Nada te turbe, begins the little prayer found tucked in St. Teresa of Avila’s prayer book: let nothing disturb you. All these things will pass. God alone is enough. For today, it is grace enough for me to know that, too.

Wednesday, June 12, 2024

Statio: a sacred pause

Michael Peterson OSB, a monk of St. John's Abbey in Minnesota, had a reflection in Give Us This Day in April that has stuck with me. He writes of the monastic practice of "statio", where the monks line up two by two to process in to the church proper for a liturgy. It is, he says, a chance for a sacred pause, a chance to stop and collect oneself to be sure, but also a chance to reflect on what God is calling you to do, here and now, to consider what you believe and why. A full intentional stop.

I'm at the very start of a sabbatical leave. An intentional stop, a full year pause in my teaching. This reflection is a reminder that my vocation (unlike the pneumonia vaccine I got this week) is not "one and done". It is the relentless call of God, shaping and reshaping my life.

So, yes, the sabbatical is for rest and renewal, a stop, but it's also a sacred time for growth. I'm getting ready to retire from teaching, one more year after I return from sabbatical. "What next?" I wonder. "What now?" I ask God.  

Pause. 

Stop. 

Breathe. 

Listen.

________________

Reflection is here.

Monday, June 03, 2024

Deliquescent: I am melting


I am currently reading "Zero at the Bone: Fifty Entries against Despair" by Christian Wiman. It is part poetry, part lyric essay, and part commonplace book. In the third entry he quotes Imre Kertész, "under certain circumstances... words lose their substance... they simply deliquesce..." Kertész is, I think, referring to grief, but I was struck by the Dali-esque image of melting words that deliquesce implies. It is originally a term from chemistry, referring to the process by which a salt absorbs water from the atmosphere and turns into a solution. Looking for all the world like it is melting away, but of course it has not. All the ions that were in the salt are still present, simply now unseen in the water, and the water that swirled around the salt unseen is now made manifest. 
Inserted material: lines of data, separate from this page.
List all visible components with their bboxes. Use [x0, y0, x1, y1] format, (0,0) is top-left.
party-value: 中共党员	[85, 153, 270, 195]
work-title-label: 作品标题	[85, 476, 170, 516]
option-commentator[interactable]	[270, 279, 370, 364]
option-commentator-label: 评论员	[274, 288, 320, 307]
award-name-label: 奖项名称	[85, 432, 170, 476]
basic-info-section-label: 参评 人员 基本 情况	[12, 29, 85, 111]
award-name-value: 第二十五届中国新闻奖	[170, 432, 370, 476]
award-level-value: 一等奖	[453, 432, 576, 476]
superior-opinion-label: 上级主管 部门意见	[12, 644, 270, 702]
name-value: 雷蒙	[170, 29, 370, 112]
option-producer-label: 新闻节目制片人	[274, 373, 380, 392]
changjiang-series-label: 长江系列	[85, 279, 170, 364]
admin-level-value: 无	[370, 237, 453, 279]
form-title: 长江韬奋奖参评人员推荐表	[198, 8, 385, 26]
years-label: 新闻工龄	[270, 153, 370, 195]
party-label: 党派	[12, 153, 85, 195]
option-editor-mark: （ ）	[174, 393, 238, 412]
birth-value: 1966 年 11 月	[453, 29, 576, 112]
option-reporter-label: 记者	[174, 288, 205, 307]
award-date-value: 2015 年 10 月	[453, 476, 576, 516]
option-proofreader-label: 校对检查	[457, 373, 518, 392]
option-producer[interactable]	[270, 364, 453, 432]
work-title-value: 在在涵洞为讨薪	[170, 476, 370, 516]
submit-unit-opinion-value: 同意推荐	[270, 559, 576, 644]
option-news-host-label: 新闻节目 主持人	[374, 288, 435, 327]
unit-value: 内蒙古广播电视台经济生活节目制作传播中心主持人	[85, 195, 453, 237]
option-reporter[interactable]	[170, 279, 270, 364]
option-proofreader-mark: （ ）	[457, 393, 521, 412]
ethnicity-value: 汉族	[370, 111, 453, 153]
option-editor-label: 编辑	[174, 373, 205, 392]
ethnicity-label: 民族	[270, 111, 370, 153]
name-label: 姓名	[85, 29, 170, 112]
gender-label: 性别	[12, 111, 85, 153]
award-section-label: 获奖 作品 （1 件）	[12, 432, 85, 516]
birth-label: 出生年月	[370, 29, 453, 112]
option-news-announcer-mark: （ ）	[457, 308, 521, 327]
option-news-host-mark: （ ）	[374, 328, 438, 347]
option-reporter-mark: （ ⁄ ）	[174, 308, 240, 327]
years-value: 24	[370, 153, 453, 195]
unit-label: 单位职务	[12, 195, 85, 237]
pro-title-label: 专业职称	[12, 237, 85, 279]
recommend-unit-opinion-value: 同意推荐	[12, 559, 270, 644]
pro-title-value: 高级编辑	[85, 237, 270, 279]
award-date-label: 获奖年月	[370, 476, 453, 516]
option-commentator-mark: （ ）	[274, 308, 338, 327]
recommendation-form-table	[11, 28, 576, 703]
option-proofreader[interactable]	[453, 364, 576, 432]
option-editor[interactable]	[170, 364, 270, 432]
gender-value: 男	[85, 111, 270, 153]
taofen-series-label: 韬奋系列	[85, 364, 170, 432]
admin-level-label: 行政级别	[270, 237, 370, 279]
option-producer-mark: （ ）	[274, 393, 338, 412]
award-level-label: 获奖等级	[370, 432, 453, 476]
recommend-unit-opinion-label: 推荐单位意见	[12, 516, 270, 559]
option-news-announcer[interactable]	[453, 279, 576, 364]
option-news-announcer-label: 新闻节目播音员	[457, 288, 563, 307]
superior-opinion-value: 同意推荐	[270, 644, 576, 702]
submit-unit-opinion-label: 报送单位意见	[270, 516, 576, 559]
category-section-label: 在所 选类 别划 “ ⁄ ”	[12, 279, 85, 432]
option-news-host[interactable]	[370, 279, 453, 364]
Ten entries later deliquesce appears again, this time in a long ouroboric discourse on snakes. I look deliquesce up, wondering what the non-chemists make of it. Metaphorically, suggests Merriam-Webster, it means to soften, perhaps with age. Am I deliquescing as I write? (Certainly as I age.) Pulling something unseen from the air, making it manifest, while I myself vanish? Still there, tucked unseen between those water molecules...those words. 

It makes me think of efflorescence, where water flows through a salt, dissolving it, carrying it to the surface where it then turns back into a solid. But instead of the tidy crystalline packing, now it looks like flowers have erupted on the surface. Perhaps that's another metaphor for my writing, looking for what's in the depths to carry it up to the surface where it can flower. (Or lose its intended structure -- not an image I'd chose.)

All things visible and invisible. All things exchanging and interchanging.

_______

Sodium hydroxide is what I think of as the iconic ionic substance that deliquesces.